FAQ

  • When Should I Dial 911?
    • While there is no exact list of reasons to call 911, it is important to remember only to dial 911 in emergencies.  Here are some examples of when to call 911
      • To stop a crime in progress
      • To report an injury or serious medical problem
      • To report a traffic accident
      • To report any situation where a rapid response is needed to protect life or property


  • When Should I Use the Non-Emergency Number?
    • 406-485-3405 is a non-emergency number which you can dial 24 hours a day for non-emergency help.  Using the non-emergency number keeps 911 available for true emergencies.  Here are some examples of when you should call the non-emergency number:
      • A crime that did not just happen
      • A non-emergent request to meet with an officer
      • information on civil papers


  • Are There Times When I Shouldn't Call 911 or the Non-Emergency Number?
    • YES!  You should not call the dispatch center for any of the following:
    • Power failure
    • Phone problems
    • Questions about road conditions/weather
    • To ask for other agency/department phone numbers
    • To find out where the emergency vehicles are going


  • Why Do Dispatchers Ask All Those Questions?
    • Please remember that the dispatchers are trained professionals.  They have been taught to process calls quickly and accurately.  The questions they ask help them to determine the best way to handle your emergency.  In some cases, the dispatcher may need to put you on hold to get help on the way and then come back to ask more questions.  Rememver, most of the time, McCone County only has one dispatcher on duty.

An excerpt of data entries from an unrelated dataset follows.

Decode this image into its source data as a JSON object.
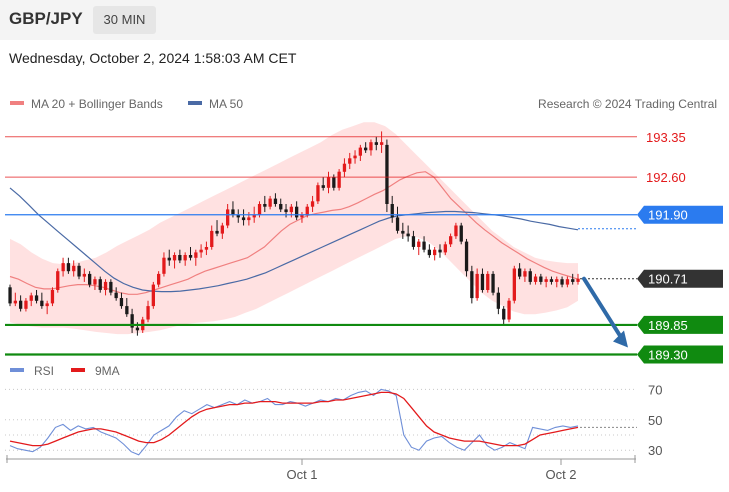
{
  "header": {
    "pair": "GBP/JPY",
    "timeframe": "30 MIN"
  },
  "datetime": "Wednesday, October 2, 2024 1:58:03 AM CET",
  "legend": {
    "ma20": "MA 20 + Bollinger Bands",
    "ma50": "MA 50",
    "copyright": "Research © 2024 Trading Central",
    "rsi": "RSI",
    "rsi_ma": "9MA"
  },
  "colors": {
    "bullish": "#e31a1c",
    "bearish": "#1a1a1a",
    "ma20": "#f08080",
    "bollinger_fill": "#ffdede",
    "ma50": "#4a6aa5",
    "level_red": "#e31a1c",
    "level_blue": "#2b7bef",
    "level_green": "#108a10",
    "current_price": "#333333",
    "arrow": "#2f6aa8",
    "rsi_line": "#6f8fd8",
    "rsi_ma_line": "#e31a1c"
  },
  "chart_data": [
    {
      "type": "candlestick",
      "title": "GBP/JPY 30 MIN",
      "x_ticks": [
        "Oct 1",
        "Oct 2"
      ],
      "ylim": [
        189.0,
        193.7
      ],
      "grid": false,
      "legend_position": "top-left",
      "levels": [
        {
          "value": 193.35,
          "label": "193.35",
          "style": "red-line"
        },
        {
          "value": 192.6,
          "label": "192.60",
          "style": "red-line"
        },
        {
          "value": 191.9,
          "label": "191.90",
          "style": "blue-tag"
        },
        {
          "value": 190.71,
          "label": "190.71",
          "style": "current-price"
        },
        {
          "value": 189.85,
          "label": "189.85",
          "style": "green-tag"
        },
        {
          "value": 189.3,
          "label": "189.30",
          "style": "green-tag"
        }
      ],
      "forecast_arrow": {
        "from": 190.71,
        "to": 189.3,
        "direction": "down"
      },
      "candles": [
        [
          190.55,
          190.6,
          190.2,
          190.25
        ],
        [
          190.25,
          190.45,
          190.2,
          190.3
        ],
        [
          190.3,
          190.4,
          190.1,
          190.15
        ],
        [
          190.15,
          190.35,
          190.1,
          190.3
        ],
        [
          190.3,
          190.45,
          190.2,
          190.4
        ],
        [
          190.4,
          190.5,
          190.25,
          190.3
        ],
        [
          190.3,
          190.45,
          190.15,
          190.2
        ],
        [
          190.2,
          190.3,
          190.05,
          190.25
        ],
        [
          190.25,
          190.55,
          190.2,
          190.5
        ],
        [
          190.5,
          190.9,
          190.45,
          190.85
        ],
        [
          190.85,
          191.1,
          190.75,
          191.0
        ],
        [
          191.0,
          191.1,
          190.8,
          190.85
        ],
        [
          190.85,
          191.05,
          190.75,
          190.95
        ],
        [
          190.95,
          191.0,
          190.7,
          190.75
        ],
        [
          190.75,
          190.9,
          190.65,
          190.8
        ],
        [
          190.8,
          190.85,
          190.55,
          190.6
        ],
        [
          190.6,
          190.75,
          190.5,
          190.7
        ],
        [
          190.7,
          190.75,
          190.45,
          190.5
        ],
        [
          190.5,
          190.7,
          190.4,
          190.65
        ],
        [
          190.65,
          190.7,
          190.4,
          190.45
        ],
        [
          190.45,
          190.55,
          190.3,
          190.35
        ],
        [
          190.35,
          190.45,
          190.15,
          190.2
        ],
        [
          190.2,
          190.35,
          190.0,
          190.05
        ],
        [
          190.05,
          190.15,
          189.7,
          189.8
        ],
        [
          189.8,
          189.9,
          189.65,
          189.75
        ],
        [
          189.75,
          190.0,
          189.7,
          189.95
        ],
        [
          189.95,
          190.3,
          189.9,
          190.2
        ],
        [
          190.2,
          190.65,
          190.15,
          190.6
        ],
        [
          190.6,
          190.85,
          190.55,
          190.8
        ],
        [
          190.8,
          191.2,
          190.75,
          191.1
        ],
        [
          191.1,
          191.25,
          190.95,
          191.05
        ],
        [
          191.05,
          191.2,
          190.9,
          191.15
        ],
        [
          191.15,
          191.25,
          191.0,
          191.05
        ],
        [
          191.05,
          191.2,
          190.95,
          191.15
        ],
        [
          191.15,
          191.3,
          191.05,
          191.1
        ],
        [
          191.1,
          191.25,
          190.95,
          191.2
        ],
        [
          191.2,
          191.35,
          191.1,
          191.25
        ],
        [
          191.25,
          191.4,
          191.15,
          191.3
        ],
        [
          191.3,
          191.7,
          191.25,
          191.6
        ],
        [
          191.6,
          191.8,
          191.5,
          191.55
        ],
        [
          191.55,
          191.75,
          191.45,
          191.7
        ],
        [
          191.7,
          192.1,
          191.65,
          192.0
        ],
        [
          192.0,
          192.15,
          191.85,
          191.9
        ],
        [
          191.9,
          192.0,
          191.75,
          191.85
        ],
        [
          191.85,
          192.0,
          191.7,
          191.8
        ],
        [
          191.8,
          191.95,
          191.7,
          191.85
        ],
        [
          191.85,
          192.05,
          191.75,
          191.9
        ],
        [
          191.9,
          192.15,
          191.85,
          192.1
        ],
        [
          192.1,
          192.25,
          191.95,
          192.05
        ],
        [
          192.05,
          192.25,
          192.0,
          192.2
        ],
        [
          192.2,
          192.3,
          192.05,
          192.1
        ],
        [
          192.1,
          192.2,
          191.95,
          192.0
        ],
        [
          192.0,
          192.1,
          191.85,
          191.95
        ],
        [
          191.95,
          192.1,
          191.85,
          192.05
        ],
        [
          192.05,
          192.15,
          191.8,
          191.85
        ],
        [
          191.85,
          191.95,
          191.75,
          191.9
        ],
        [
          191.9,
          192.1,
          191.85,
          192.05
        ],
        [
          192.05,
          192.25,
          191.95,
          192.15
        ],
        [
          192.15,
          192.5,
          192.1,
          192.45
        ],
        [
          192.45,
          192.6,
          192.35,
          192.4
        ],
        [
          192.4,
          192.7,
          192.3,
          192.6
        ],
        [
          192.6,
          192.65,
          192.35,
          192.4
        ],
        [
          192.4,
          192.75,
          192.35,
          192.7
        ],
        [
          192.7,
          192.95,
          192.6,
          192.85
        ],
        [
          192.85,
          193.05,
          192.75,
          192.95
        ],
        [
          192.95,
          193.1,
          192.85,
          193.0
        ],
        [
          193.0,
          193.2,
          192.9,
          193.15
        ],
        [
          193.15,
          193.25,
          193.05,
          193.1
        ],
        [
          193.1,
          193.3,
          193.0,
          193.25
        ],
        [
          193.25,
          193.35,
          193.1,
          193.2
        ],
        [
          193.2,
          193.45,
          193.05,
          193.25
        ],
        [
          193.2,
          193.3,
          191.95,
          192.1
        ],
        [
          192.1,
          192.25,
          191.75,
          191.85
        ],
        [
          191.85,
          192.05,
          191.55,
          191.6
        ],
        [
          191.6,
          191.75,
          191.45,
          191.55
        ],
        [
          191.55,
          191.7,
          191.4,
          191.5
        ],
        [
          191.5,
          191.6,
          191.25,
          191.3
        ],
        [
          191.3,
          191.45,
          191.15,
          191.4
        ],
        [
          191.4,
          191.5,
          191.2,
          191.25
        ],
        [
          191.25,
          191.35,
          191.1,
          191.15
        ],
        [
          191.15,
          191.3,
          191.05,
          191.25
        ],
        [
          191.25,
          191.35,
          191.1,
          191.2
        ],
        [
          191.2,
          191.4,
          191.15,
          191.35
        ],
        [
          191.35,
          191.55,
          191.3,
          191.5
        ],
        [
          191.5,
          191.75,
          191.45,
          191.7
        ],
        [
          191.7,
          191.75,
          191.35,
          191.4
        ],
        [
          191.4,
          191.45,
          190.75,
          190.85
        ],
        [
          190.85,
          190.95,
          190.25,
          190.35
        ],
        [
          190.35,
          190.9,
          190.3,
          190.8
        ],
        [
          190.8,
          190.9,
          190.45,
          190.5
        ],
        [
          190.5,
          190.85,
          190.45,
          190.8
        ],
        [
          190.8,
          190.85,
          190.4,
          190.45
        ],
        [
          190.45,
          190.55,
          190.05,
          190.15
        ],
        [
          190.15,
          190.2,
          189.85,
          189.95
        ],
        [
          189.95,
          190.35,
          189.9,
          190.3
        ],
        [
          190.3,
          190.95,
          190.25,
          190.9
        ],
        [
          190.9,
          191.0,
          190.7,
          190.75
        ],
        [
          190.75,
          190.9,
          190.65,
          190.85
        ],
        [
          190.85,
          190.9,
          190.6,
          190.65
        ],
        [
          190.65,
          190.8,
          190.6,
          190.75
        ],
        [
          190.75,
          190.8,
          190.6,
          190.65
        ],
        [
          190.65,
          190.75,
          190.55,
          190.7
        ],
        [
          190.7,
          190.75,
          190.6,
          190.65
        ],
        [
          190.65,
          190.75,
          190.55,
          190.7
        ],
        [
          190.7,
          190.75,
          190.55,
          190.6
        ],
        [
          190.6,
          190.75,
          190.55,
          190.7
        ],
        [
          190.7,
          190.8,
          190.6,
          190.65
        ],
        [
          190.65,
          190.8,
          190.6,
          190.71
        ]
      ],
      "ma20": [
        190.75,
        190.7,
        190.62,
        190.55,
        190.52,
        190.52,
        190.55,
        190.58,
        190.6,
        190.6,
        190.58,
        190.55,
        190.5,
        190.45,
        190.42,
        190.42,
        190.45,
        190.5,
        190.55,
        190.6,
        190.65,
        190.7,
        190.78,
        190.85,
        190.9,
        190.95,
        191.0,
        191.05,
        191.1,
        191.2,
        191.3,
        191.45,
        191.6,
        191.72,
        191.8,
        191.88,
        191.92,
        191.95,
        191.98,
        192.0,
        192.05,
        192.12,
        192.2,
        192.28,
        192.35,
        192.45,
        192.55,
        192.62,
        192.68,
        192.7,
        192.6,
        192.4,
        192.2,
        192.05,
        191.9,
        191.75,
        191.62,
        191.5,
        191.38,
        191.28,
        191.18,
        191.08,
        191.0,
        190.92,
        190.85,
        190.8,
        190.75,
        190.7
      ],
      "ma50": [
        192.4,
        192.25,
        192.08,
        191.9,
        191.75,
        191.6,
        191.45,
        191.3,
        191.15,
        191.0,
        190.85,
        190.72,
        190.62,
        190.55,
        190.5,
        190.48,
        190.47,
        190.47,
        190.48,
        190.5,
        190.52,
        190.55,
        190.58,
        190.62,
        190.66,
        190.7,
        190.76,
        190.82,
        190.9,
        190.98,
        191.06,
        191.14,
        191.22,
        191.3,
        191.38,
        191.46,
        191.54,
        191.62,
        191.7,
        191.78,
        191.84,
        191.88,
        191.9,
        191.92,
        191.94,
        191.95,
        191.96,
        191.96,
        191.95,
        191.94,
        191.92,
        191.9,
        191.88,
        191.85,
        191.82,
        191.78,
        191.75,
        191.72,
        191.68,
        191.65,
        191.62
      ],
      "bollinger_upper": [
        191.45,
        191.35,
        191.2,
        191.08,
        191.0,
        190.98,
        191.0,
        191.05,
        191.1,
        191.2,
        191.32,
        191.42,
        191.52,
        191.62,
        191.75,
        191.85,
        191.95,
        192.05,
        192.15,
        192.25,
        192.35,
        192.45,
        192.55,
        192.65,
        192.75,
        192.85,
        192.95,
        193.05,
        193.15,
        193.25,
        193.38,
        193.48,
        193.55,
        193.62,
        193.62,
        193.55,
        193.4,
        193.2,
        193.0,
        192.8,
        192.6,
        192.4,
        192.2,
        192.0,
        191.8,
        191.6,
        191.45,
        191.3,
        191.2,
        191.1,
        191.05,
        191.02,
        191.0,
        191.0
      ],
      "bollinger_lower": [
        189.9,
        189.85,
        189.82,
        189.8,
        189.8,
        189.8,
        189.78,
        189.75,
        189.72,
        189.7,
        189.68,
        189.68,
        189.7,
        189.72,
        189.75,
        189.8,
        189.85,
        189.88,
        189.9,
        189.92,
        189.95,
        190.0,
        190.08,
        190.15,
        190.25,
        190.35,
        190.45,
        190.55,
        190.65,
        190.75,
        190.85,
        190.95,
        191.05,
        191.15,
        191.25,
        191.35,
        191.45,
        191.5,
        191.48,
        191.4,
        191.25,
        191.05,
        190.85,
        190.65,
        190.45,
        190.3,
        190.2,
        190.1,
        190.05,
        190.05,
        190.08,
        190.12,
        190.18,
        190.3
      ]
    },
    {
      "type": "line",
      "title": "RSI",
      "x_ticks": [
        "Oct 1",
        "Oct 2"
      ],
      "ylim": [
        20,
        80
      ],
      "y_ticks": [
        70,
        50,
        30
      ],
      "grid": true,
      "legend_position": "top-left",
      "series": [
        {
          "name": "RSI",
          "values": [
            33,
            31,
            30,
            29,
            32,
            38,
            45,
            47,
            43,
            46,
            44,
            45,
            42,
            40,
            38,
            34,
            29,
            27,
            33,
            40,
            43,
            46,
            52,
            56,
            54,
            57,
            60,
            58,
            60,
            62,
            60,
            63,
            61,
            62,
            64,
            60,
            60,
            62,
            61,
            59,
            61,
            63,
            62,
            64,
            63,
            66,
            68,
            69,
            66,
            70,
            69,
            66,
            40,
            32,
            30,
            36,
            38,
            39,
            35,
            32,
            30,
            35,
            40,
            33,
            30,
            32,
            35,
            33,
            31,
            45,
            44,
            43,
            45,
            46,
            45,
            46
          ]
        },
        {
          "name": "9MA",
          "values": [
            36,
            35,
            34,
            33,
            33,
            34,
            36,
            38,
            40,
            42,
            43,
            44,
            44,
            43,
            42,
            40,
            38,
            36,
            35,
            35,
            37,
            40,
            44,
            48,
            52,
            55,
            57,
            58,
            59,
            60,
            60,
            61,
            61,
            62,
            62,
            62,
            61,
            61,
            61,
            61,
            61,
            62,
            62,
            63,
            63,
            64,
            65,
            66,
            67,
            68,
            68,
            67,
            64,
            58,
            52,
            46,
            42,
            40,
            38,
            37,
            36,
            36,
            36,
            35,
            34,
            33,
            33,
            33,
            34,
            37,
            40,
            41,
            42,
            43,
            44,
            45
          ]
        }
      ]
    }
  ]
}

  • What If I Dial 911 By Accident?
    • Do NOT hang up before talking to the dispatcher.  Let the dispatcher know it was an accident, and answer any questions he/she asks of you.  If you do not stay on the line, and dispatch cannot make contact with you, an officer will be sent to your location.


  • If I call 911 On My Cell Phone, Will Dispatch Know Where I Am?
    • Under most circumstnces, your location will show on our electronic maps within a few feet of your actual location when you call from a cellular phone.  However, also know that this is not always the case, and you still need to give the dispatcher as much information about your location as possible.  If you are inside of a building, get as close as safely possible to a window.  This will help your phone to connect with the satellites that help us find your loation.  Also, some phones are not phase II compatible, and if this is the case, we will not be able to find your phone or you.


  • Can I Call 911 If I Use A TDD/Captel Phone?
    • Yes.  The McCone County dispatch center is equipped with a TDD built into each 911 phone system.  The dispatchers are trained in handling emergency situations using this equipment.


  • Will I Receive Medical Instruction/Advice When I Call 911?
    • McCone County does not currently have medical dispatch certifications.  This means the dispatchers are not legally allowed or trained to give out any medical advice or instructions.  If you are in need of this, you may be transferred, or asked to call the McCone County Health Center if they have personnel available.


  • I Am Looking Into Buying A VOIP Phone.  How Will That Affect My 911 Service?
    • VOIP, or Voice Over Internet Protocol phones allow you to utilize the internet to make telephone calls.  Severl of these services are mobile and can be used wherever you have a computer and internet access.  Please be aware that when you use these phones at a location other than your registered residence, you must register the new location before using the phone.  If you fail to do this, and then attempt to dial 911 during an emergency, the call will be routed to the dispatch center where the last location was, not where you currently are.  Some VOIP servies also do not allow you to call 911 directly.  Your calls will be routed to a call center maintined by your service provider, and then that operator will make contact with the appropriate dispatch center.